Read the full story in Independent: Michael Gove launches searing attack on water company bosses over tax avoidance and executive pay
In an unexpected move for a Conservative Cabinet minister, he named and shamed the chief executives of particular water companies. Gove accused them of funneling their profits to shareholders, while hiding "behind complex financial structures” in off-shore tax havens.
Some companies have been playing the system for the benefit of wealthy managers and owners, at the expense of consumers and the environment.
He went on:
They have shielded themselves from scrutiny, hidden behind complex financial structures, avoided paying taxes, have rewarded the already well-off, kept charges higher than they needed to be and allowed leaks, pollution and other failures to persist for far too long.
Labour, led by Jeremy Corbyn, has been equally scathing of companies involved in privatisation:
The failure of privatisation and outsourcing of public services could not be clearer.

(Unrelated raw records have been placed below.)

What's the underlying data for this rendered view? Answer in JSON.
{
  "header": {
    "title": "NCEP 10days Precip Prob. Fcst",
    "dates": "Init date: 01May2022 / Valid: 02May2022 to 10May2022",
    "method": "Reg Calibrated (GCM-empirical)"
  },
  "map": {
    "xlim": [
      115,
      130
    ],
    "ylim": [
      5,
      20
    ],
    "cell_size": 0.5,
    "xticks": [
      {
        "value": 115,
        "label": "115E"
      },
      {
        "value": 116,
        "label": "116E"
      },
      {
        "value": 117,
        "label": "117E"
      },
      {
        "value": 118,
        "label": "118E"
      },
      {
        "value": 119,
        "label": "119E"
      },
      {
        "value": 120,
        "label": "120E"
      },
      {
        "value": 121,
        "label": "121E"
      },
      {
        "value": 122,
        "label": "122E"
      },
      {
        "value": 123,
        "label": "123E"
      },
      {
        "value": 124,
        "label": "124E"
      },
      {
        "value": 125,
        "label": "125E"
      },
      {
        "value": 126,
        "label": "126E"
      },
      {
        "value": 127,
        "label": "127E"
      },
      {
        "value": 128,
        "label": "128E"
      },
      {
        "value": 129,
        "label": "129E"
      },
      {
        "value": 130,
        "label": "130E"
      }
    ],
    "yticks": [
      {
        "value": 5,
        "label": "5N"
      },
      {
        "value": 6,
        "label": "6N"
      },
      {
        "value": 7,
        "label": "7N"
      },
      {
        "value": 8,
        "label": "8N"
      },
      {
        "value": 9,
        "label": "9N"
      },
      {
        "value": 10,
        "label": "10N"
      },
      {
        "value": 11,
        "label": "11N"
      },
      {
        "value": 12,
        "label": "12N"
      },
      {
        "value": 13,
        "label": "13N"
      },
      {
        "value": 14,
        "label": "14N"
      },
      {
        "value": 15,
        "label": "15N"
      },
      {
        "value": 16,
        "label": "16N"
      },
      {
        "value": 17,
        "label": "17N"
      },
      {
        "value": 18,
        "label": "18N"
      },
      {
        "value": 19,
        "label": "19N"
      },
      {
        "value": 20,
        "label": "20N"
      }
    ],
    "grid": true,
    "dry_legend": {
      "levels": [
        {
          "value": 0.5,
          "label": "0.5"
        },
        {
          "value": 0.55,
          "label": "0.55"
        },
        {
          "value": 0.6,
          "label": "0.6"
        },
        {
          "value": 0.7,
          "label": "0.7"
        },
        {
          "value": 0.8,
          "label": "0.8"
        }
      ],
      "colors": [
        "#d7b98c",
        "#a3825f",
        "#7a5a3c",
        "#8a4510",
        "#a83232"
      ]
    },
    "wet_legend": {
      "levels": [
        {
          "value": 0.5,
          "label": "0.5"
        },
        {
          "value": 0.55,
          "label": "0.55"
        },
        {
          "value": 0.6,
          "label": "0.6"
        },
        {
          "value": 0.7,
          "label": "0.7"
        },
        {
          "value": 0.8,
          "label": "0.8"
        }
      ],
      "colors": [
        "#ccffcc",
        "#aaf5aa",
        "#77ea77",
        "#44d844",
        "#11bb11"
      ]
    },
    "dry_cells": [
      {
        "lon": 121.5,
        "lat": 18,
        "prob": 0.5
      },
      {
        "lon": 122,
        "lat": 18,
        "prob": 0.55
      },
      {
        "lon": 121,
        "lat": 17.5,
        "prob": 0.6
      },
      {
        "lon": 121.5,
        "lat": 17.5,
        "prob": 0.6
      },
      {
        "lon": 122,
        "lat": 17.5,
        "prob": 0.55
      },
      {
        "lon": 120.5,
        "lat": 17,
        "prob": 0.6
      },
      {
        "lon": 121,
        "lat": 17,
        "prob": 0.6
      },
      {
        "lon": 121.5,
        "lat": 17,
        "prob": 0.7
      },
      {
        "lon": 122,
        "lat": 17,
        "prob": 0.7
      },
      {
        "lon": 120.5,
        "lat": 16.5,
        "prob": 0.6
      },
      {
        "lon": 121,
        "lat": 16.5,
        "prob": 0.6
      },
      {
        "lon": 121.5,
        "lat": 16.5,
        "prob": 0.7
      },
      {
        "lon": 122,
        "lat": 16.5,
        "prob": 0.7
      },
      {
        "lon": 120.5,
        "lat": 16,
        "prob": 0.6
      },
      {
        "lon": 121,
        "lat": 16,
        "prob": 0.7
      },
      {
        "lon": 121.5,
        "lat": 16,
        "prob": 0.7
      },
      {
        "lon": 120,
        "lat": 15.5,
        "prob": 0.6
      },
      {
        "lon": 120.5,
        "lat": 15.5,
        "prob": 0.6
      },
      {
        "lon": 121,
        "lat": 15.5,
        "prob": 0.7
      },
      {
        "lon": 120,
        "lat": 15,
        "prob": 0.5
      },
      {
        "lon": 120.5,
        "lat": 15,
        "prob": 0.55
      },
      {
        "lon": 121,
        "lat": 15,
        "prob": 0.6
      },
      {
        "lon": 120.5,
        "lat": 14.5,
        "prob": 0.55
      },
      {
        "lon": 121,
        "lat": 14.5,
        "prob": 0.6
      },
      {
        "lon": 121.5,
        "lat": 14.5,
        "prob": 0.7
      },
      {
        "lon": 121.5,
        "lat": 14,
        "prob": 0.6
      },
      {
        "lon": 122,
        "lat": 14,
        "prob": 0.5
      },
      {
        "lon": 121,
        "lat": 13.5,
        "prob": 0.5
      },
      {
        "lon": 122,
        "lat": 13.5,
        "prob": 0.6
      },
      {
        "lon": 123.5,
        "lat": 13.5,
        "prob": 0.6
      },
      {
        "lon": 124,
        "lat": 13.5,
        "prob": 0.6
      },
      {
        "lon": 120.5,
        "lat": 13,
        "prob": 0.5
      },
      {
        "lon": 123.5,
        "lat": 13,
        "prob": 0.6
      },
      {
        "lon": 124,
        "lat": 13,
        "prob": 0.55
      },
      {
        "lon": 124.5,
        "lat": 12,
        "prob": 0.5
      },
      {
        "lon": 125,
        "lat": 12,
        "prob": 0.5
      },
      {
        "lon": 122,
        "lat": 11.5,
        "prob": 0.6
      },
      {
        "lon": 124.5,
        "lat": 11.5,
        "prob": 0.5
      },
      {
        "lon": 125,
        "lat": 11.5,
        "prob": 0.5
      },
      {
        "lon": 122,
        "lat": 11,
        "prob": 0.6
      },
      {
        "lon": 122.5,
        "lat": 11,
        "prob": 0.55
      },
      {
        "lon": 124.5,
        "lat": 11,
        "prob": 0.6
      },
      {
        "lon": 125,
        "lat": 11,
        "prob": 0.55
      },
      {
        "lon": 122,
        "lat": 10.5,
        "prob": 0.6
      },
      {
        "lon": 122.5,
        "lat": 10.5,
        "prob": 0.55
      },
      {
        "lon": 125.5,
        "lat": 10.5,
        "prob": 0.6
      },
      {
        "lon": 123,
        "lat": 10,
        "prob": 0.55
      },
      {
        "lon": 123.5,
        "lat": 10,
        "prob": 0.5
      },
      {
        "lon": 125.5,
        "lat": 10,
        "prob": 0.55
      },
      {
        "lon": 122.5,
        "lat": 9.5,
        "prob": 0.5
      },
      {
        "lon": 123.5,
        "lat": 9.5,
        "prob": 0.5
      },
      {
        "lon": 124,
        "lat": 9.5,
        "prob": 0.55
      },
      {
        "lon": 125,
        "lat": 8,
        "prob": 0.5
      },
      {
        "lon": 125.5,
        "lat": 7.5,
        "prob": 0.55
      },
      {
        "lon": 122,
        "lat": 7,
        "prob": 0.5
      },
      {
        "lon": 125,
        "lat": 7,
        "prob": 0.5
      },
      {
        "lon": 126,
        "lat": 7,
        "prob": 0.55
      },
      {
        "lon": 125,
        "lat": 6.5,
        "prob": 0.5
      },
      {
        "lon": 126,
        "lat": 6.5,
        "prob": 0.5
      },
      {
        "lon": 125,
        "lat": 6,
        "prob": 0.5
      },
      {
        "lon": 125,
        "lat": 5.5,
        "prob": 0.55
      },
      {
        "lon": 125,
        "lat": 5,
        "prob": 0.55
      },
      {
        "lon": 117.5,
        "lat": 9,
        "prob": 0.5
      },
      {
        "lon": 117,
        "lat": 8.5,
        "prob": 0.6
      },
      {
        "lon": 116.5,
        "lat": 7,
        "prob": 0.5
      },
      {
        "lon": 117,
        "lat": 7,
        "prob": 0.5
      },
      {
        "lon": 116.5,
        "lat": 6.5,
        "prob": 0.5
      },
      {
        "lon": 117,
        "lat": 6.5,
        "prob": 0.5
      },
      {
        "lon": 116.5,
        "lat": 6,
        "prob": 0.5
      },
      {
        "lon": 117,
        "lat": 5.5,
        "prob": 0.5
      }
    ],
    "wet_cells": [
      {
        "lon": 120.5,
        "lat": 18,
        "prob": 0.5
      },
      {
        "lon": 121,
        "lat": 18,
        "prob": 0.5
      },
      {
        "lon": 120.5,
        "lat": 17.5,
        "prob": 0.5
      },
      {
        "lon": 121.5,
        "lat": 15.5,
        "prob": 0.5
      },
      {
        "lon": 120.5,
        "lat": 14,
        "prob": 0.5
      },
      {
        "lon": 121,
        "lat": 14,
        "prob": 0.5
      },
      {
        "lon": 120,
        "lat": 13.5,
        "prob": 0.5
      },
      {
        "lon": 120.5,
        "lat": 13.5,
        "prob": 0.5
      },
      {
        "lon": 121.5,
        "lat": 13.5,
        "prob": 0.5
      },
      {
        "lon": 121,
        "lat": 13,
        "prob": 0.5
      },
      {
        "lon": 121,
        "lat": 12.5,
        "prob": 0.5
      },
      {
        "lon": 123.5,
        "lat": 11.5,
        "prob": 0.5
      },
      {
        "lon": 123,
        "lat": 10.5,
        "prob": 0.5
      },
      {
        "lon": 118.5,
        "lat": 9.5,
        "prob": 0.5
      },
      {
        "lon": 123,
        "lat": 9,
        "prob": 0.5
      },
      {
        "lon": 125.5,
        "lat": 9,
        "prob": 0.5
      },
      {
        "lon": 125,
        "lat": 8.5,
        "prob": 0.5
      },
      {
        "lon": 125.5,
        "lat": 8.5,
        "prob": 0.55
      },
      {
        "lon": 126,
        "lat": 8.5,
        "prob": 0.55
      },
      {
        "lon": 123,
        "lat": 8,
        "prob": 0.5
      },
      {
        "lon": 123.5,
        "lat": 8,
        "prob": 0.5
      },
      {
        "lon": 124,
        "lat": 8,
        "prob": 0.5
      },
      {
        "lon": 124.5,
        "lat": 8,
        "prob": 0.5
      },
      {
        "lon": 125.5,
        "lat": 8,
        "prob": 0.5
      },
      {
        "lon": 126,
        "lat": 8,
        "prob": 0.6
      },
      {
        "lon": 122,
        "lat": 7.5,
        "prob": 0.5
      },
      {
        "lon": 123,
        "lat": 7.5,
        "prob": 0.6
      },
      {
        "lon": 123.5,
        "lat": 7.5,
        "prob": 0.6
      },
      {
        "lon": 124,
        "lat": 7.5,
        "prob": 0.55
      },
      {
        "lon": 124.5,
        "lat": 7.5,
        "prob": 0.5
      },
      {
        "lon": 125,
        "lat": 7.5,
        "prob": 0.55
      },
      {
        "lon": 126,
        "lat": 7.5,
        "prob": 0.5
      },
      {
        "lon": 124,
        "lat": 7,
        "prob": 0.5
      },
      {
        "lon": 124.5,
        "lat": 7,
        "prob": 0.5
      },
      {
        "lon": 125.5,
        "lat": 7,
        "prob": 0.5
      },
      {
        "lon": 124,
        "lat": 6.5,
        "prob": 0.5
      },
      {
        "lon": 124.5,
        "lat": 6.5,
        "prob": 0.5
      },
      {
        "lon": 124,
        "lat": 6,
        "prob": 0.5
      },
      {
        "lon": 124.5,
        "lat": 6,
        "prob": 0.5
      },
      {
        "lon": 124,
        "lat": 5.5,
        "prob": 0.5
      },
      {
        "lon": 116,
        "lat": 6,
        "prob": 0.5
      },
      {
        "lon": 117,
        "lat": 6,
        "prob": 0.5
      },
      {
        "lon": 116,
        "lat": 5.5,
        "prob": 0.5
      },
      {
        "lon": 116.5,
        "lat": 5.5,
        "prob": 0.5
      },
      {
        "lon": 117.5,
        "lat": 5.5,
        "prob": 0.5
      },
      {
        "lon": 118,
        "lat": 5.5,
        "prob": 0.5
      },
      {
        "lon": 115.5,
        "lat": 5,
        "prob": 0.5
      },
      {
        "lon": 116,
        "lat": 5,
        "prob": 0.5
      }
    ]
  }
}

From Carillion’s collapse and the private sector’s chronic inability to run the East Coast Mainline to the exorbitant costs of PFI and the hopeless inability of G4S even to handle basic security at the London Olympics the same story is repeated again and again; costly, inefficient, secretive.
Unaccountable corporate featherbedding, lubricated by revolving door appointments between Whitehall, Westminster and private boardrooms as service standards and the pay and conditions of public service workers are driven down. This obsessive drive to outsource and privatise has been tried and tested to destruction.
Carillion’s meltdown is a watershed moment. We need to take a new direction with a genuinely mixed economy fit for the 21stcentury that meets the demands of cutting edge technological change. Public services that reflect today’s society and the industries of the future.